Why would Mothga’s brother be out there in the lighthouse on Lathrin Island? He couldn’t be the lighthouse keeper, there hadn’t been any lighthouse keepers at all since all the lighthouses were automated way back when. It didn’t make sense.
‘Are you sure your brother’s out there?’ asked Dara, giving Mothga a sideways glance. ‘Lathrin Island’s been uninhabited for about a hundred years.’
‘Hart lost,’ she said, with certainty. ‘Hart lost. I find Hart. I bring Hart home.’ She nodded, like a full stop. Then Mothga lifted the oar and began to paddle towards the island, steady and strong and sure.

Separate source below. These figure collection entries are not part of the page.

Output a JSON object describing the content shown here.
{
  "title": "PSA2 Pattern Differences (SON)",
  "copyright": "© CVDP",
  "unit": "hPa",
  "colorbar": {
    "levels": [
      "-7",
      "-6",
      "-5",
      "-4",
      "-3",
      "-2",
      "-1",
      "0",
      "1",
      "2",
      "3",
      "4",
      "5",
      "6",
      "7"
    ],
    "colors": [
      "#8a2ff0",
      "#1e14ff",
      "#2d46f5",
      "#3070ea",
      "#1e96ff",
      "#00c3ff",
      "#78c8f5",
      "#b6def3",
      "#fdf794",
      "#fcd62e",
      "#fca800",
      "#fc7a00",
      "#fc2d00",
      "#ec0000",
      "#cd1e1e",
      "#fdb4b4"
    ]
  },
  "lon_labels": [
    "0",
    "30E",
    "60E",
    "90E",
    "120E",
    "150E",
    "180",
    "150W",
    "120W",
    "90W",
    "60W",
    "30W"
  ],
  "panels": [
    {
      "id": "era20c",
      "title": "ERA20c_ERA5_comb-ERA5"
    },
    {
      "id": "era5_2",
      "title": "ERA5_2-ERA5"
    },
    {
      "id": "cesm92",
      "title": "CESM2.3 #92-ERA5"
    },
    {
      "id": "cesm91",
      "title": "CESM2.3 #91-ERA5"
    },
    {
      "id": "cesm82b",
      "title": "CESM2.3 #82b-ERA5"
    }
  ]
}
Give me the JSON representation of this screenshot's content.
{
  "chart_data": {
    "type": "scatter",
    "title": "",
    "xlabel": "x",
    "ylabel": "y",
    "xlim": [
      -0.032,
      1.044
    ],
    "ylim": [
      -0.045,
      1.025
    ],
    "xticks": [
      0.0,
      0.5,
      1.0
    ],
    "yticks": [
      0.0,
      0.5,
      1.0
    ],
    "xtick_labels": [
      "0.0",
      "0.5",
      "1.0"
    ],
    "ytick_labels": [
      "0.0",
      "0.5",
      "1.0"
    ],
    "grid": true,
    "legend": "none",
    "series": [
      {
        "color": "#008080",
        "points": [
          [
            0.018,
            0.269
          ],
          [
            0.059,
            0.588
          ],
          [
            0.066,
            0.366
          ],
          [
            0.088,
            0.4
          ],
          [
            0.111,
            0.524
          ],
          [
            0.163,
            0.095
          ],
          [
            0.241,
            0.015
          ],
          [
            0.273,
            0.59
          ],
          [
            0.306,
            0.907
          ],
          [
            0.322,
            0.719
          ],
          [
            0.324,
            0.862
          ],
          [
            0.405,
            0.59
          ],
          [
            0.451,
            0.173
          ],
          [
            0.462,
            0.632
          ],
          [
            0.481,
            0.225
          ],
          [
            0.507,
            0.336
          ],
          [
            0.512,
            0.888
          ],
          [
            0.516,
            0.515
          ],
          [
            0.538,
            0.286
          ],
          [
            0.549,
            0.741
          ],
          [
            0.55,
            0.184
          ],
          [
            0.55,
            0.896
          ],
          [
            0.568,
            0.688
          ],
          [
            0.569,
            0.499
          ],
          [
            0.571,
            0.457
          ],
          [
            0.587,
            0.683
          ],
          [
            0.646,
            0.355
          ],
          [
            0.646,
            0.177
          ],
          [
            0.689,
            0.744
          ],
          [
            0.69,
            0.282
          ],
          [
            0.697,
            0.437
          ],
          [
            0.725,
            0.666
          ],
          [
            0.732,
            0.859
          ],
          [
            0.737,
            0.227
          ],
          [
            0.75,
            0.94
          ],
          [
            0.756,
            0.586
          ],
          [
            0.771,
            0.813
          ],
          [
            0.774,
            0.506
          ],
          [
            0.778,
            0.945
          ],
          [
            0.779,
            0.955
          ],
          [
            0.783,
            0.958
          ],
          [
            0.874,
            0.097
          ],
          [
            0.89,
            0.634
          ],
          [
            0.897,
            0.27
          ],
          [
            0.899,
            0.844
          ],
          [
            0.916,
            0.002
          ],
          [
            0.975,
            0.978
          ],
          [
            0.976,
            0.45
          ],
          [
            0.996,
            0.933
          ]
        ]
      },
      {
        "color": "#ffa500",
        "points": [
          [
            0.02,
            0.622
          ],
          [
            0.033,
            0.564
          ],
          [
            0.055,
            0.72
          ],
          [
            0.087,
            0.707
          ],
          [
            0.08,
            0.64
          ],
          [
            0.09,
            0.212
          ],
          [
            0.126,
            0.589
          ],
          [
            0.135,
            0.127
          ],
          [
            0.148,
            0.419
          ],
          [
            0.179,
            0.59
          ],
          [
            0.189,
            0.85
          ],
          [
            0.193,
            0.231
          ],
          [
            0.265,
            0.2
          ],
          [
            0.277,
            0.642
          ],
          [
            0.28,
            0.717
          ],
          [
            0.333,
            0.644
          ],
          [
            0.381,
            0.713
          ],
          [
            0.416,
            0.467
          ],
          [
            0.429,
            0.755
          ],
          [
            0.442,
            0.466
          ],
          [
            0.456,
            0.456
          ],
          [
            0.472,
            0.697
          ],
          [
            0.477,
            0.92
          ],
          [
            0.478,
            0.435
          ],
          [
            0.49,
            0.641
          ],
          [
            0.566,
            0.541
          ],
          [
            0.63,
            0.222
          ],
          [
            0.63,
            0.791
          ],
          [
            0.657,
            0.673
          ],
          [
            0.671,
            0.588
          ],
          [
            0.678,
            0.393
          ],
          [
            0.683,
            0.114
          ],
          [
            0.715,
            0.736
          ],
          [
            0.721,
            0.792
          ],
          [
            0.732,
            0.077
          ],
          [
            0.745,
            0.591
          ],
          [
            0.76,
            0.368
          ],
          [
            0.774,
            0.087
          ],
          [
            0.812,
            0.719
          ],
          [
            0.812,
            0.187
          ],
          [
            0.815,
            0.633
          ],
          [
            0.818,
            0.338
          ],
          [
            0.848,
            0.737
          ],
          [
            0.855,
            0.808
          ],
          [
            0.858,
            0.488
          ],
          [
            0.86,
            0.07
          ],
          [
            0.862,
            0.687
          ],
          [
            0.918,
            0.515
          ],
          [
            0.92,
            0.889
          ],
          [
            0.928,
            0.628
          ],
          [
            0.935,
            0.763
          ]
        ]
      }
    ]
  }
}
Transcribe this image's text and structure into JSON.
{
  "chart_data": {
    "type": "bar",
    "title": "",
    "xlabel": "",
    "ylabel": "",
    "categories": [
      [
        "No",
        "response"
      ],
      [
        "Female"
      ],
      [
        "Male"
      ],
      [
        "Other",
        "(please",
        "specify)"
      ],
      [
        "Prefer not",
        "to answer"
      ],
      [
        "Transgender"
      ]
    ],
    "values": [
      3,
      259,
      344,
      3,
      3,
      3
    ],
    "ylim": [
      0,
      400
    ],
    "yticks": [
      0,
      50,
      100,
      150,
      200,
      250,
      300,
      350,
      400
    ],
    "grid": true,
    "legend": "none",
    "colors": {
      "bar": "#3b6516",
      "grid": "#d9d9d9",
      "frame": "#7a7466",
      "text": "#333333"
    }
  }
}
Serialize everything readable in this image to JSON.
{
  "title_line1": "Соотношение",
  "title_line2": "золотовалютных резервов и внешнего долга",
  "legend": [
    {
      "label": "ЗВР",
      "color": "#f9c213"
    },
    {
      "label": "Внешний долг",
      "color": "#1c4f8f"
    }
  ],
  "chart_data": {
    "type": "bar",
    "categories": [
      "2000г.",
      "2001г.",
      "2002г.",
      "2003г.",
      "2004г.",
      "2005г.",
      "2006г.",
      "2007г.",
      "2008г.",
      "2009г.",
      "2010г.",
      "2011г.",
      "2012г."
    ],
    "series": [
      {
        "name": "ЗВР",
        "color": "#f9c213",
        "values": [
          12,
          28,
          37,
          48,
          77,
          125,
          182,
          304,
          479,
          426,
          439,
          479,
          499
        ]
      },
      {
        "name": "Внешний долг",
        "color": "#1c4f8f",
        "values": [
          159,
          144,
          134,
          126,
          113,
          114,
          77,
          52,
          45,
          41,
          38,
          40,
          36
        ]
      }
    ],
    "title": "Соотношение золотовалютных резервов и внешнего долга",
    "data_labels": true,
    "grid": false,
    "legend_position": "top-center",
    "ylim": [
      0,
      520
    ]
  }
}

Dara sat on the boat bench and took careful little gasps of the wild sea air, but no matter how much he tried to convince himself otherwise, he could tell that the Pink Pill of Power’s power was gone now and his chest was starting to feel all locked and tight. He wriggled off his backpack, quickly found his inhaler. Then closed his eyes and took a puff. Better.
He opened his eyes. Mothga was staring at him, curiously, her head on one side.
‘What?’ he said, embarrassed.
‘Breath-sick,’ she said with a sharp nod.
‘Thanks for the diagnosis, Doctor,’ said Dara, rolling his eyes.
Mothga rolled her own eyes back dramatically, then turned to face the island once more. Silently Dara did his breathing exercises, relieved and pleased that his heart seemed to be OK again. For now anyway. He looked at his watch. He just needed to wait five hours and then he could take another pill – so long as he took it easy between now and the morning he’d be fine.
Dara counted in his head and as he counted he gazed curiously at Mothga, at her black-nailed fingers, and at the five thin bracelets on her strong arms, and at the animal skins she was wearing, and at her bare feet, and at her wild hair. ‘Mothga,’ he asked softly, ‘where are you from? Where is … home?’